An economic interpretation of elections

Donald Luskin on one of my favorite subjects, using economic models to predict who will be elected president. Luskin tells us that the best model out there, operated by Yale professor Ray Fair, has President Bush winning handily, assuming a simple extrapolation of today’s key economic numbers. There are at least two potential problems with using Fair’s model to predict this election, and Luskin addresses both. First, there’s a dicey occupation going on. True, as Luskin notes, there is always something important going on besides the economy, and Fair’s model consistently holds up. But when Americans are dying in combat, all bets may be off. Second, the good economc news that gets fed into Fair’s model isn’t fully being communicated to the American people. Ominously, the only year for which Fair’s model doesn’t pick the winner is 1992, when perceptions about the economy arguably were distorted due to biased reporting. However, people generally know how the economy is doing. The problem in 1992 was that the recovery began too late. This one has been going on for six months, and the word is out.

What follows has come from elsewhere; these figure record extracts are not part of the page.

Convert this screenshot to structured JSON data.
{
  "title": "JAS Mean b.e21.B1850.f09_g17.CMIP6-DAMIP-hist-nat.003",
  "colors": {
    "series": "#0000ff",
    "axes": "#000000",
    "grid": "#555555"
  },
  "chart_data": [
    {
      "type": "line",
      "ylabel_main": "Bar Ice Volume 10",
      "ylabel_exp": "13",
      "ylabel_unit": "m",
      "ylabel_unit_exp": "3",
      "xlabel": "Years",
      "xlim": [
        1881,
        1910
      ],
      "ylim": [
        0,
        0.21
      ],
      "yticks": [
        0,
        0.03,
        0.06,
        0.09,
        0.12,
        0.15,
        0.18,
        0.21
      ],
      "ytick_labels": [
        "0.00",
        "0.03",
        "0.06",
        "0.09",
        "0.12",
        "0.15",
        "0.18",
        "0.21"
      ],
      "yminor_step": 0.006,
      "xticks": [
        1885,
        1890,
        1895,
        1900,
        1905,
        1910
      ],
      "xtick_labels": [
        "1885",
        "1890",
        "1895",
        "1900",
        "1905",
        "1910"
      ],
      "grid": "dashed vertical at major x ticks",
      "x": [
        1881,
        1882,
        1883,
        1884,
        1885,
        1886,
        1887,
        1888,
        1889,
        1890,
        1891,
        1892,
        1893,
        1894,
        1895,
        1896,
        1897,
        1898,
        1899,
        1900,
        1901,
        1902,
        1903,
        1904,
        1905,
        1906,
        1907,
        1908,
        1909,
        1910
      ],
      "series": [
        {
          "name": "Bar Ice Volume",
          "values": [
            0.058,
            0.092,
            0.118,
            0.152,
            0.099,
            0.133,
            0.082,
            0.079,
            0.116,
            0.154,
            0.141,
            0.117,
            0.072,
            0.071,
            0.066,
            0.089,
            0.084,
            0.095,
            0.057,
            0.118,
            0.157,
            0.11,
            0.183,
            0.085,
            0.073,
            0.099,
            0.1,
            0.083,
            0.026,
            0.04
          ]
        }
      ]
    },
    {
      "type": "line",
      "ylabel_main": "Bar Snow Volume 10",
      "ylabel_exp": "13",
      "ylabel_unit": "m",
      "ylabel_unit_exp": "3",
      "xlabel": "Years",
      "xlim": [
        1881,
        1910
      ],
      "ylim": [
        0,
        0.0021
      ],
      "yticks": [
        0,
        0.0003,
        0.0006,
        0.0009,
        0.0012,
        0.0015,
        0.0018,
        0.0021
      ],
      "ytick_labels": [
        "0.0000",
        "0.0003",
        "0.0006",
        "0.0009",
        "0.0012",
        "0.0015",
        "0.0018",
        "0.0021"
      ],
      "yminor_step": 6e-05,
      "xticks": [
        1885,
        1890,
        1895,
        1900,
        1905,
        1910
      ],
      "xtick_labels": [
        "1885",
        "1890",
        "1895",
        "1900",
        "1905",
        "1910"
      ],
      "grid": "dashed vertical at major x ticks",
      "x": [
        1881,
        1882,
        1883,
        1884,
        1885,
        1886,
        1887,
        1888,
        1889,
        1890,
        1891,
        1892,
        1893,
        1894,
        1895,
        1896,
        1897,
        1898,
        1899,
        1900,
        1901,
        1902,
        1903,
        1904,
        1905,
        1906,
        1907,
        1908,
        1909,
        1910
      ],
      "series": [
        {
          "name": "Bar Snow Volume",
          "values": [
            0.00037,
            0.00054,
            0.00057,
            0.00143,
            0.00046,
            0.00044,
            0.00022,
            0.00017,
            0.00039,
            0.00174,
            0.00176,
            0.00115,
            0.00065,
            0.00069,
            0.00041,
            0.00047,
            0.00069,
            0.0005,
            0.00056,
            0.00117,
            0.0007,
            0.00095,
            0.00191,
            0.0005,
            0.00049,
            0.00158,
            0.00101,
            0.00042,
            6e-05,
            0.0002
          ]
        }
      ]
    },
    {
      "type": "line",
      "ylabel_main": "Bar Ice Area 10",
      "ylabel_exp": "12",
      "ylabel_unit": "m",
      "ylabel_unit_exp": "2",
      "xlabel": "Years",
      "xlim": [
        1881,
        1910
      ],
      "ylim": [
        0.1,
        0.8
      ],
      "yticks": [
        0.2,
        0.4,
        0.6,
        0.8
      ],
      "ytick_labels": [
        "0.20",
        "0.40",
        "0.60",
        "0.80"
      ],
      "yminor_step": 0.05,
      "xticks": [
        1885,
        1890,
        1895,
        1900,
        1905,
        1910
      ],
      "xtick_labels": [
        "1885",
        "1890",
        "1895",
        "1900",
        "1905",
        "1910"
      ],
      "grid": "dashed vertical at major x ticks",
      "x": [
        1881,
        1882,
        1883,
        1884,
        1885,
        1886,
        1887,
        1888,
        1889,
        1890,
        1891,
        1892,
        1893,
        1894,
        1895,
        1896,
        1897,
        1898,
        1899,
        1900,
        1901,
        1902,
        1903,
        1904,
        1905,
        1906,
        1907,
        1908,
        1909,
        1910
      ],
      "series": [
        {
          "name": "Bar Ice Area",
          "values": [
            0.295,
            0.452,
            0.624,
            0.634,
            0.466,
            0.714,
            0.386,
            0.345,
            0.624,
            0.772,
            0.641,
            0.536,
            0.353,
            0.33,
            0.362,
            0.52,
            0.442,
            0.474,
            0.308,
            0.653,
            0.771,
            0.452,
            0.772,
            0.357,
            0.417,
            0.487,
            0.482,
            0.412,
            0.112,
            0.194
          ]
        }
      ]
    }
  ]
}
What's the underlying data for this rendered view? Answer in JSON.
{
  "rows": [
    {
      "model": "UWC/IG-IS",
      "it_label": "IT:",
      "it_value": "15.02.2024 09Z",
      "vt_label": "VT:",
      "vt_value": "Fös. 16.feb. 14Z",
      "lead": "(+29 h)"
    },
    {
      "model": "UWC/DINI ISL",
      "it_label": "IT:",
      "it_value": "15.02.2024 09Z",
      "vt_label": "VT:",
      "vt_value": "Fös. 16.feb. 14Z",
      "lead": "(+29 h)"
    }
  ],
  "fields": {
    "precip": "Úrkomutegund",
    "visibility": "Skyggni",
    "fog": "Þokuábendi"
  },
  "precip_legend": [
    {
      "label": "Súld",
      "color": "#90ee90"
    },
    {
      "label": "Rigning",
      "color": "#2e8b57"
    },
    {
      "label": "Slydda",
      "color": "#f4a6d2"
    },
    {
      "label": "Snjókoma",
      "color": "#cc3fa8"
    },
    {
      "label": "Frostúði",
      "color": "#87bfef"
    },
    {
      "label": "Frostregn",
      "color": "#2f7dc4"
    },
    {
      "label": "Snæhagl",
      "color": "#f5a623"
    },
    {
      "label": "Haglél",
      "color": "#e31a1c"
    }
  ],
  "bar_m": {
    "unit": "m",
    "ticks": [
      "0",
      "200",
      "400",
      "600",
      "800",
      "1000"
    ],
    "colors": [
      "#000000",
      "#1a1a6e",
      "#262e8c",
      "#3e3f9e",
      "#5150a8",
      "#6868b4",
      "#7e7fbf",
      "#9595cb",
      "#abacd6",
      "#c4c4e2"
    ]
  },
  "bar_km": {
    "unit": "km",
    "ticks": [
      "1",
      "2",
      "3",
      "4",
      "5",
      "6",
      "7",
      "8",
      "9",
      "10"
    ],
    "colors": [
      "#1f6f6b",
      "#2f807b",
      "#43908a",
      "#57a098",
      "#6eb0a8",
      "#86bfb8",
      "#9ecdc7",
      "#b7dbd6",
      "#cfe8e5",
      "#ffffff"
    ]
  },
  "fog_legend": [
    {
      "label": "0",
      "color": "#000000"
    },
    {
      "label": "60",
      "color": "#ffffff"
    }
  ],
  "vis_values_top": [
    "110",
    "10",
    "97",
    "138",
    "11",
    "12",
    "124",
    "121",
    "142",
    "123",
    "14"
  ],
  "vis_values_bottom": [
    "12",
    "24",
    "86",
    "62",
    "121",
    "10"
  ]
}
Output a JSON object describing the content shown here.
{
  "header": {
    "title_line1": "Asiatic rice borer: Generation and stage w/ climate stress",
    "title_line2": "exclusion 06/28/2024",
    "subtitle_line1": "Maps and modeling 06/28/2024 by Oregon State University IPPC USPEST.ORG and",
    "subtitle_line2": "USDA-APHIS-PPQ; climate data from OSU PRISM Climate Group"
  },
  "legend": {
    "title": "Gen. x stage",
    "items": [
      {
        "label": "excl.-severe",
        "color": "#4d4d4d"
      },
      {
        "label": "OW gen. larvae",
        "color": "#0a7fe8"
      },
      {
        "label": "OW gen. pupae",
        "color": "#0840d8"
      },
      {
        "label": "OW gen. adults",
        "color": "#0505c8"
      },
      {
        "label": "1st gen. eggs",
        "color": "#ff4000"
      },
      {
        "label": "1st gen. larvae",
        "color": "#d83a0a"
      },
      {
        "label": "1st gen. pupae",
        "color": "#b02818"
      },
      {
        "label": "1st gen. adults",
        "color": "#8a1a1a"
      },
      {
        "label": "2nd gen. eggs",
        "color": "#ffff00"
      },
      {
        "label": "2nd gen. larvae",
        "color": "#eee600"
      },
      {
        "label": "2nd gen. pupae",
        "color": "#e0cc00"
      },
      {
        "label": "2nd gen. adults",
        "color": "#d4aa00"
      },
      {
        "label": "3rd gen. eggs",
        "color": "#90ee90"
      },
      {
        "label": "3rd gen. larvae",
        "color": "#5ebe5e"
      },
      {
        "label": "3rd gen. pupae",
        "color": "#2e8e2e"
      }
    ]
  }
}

I wonder, however, whether today economic considerations are as determinative of voting as was the case during the elections on which the model is built. First, the culture war was less pronounced at the time of most of those elections. More importantly, the old elections were dominated by voters who remembered the depression. The generation of today, I assume, is equally ready to turn out an incumbent president who is perceived as not delivering the economic goods. But, because it tends to take prosperity for granted, I doubt that it is as inclined to re-elect a president merely because times are good.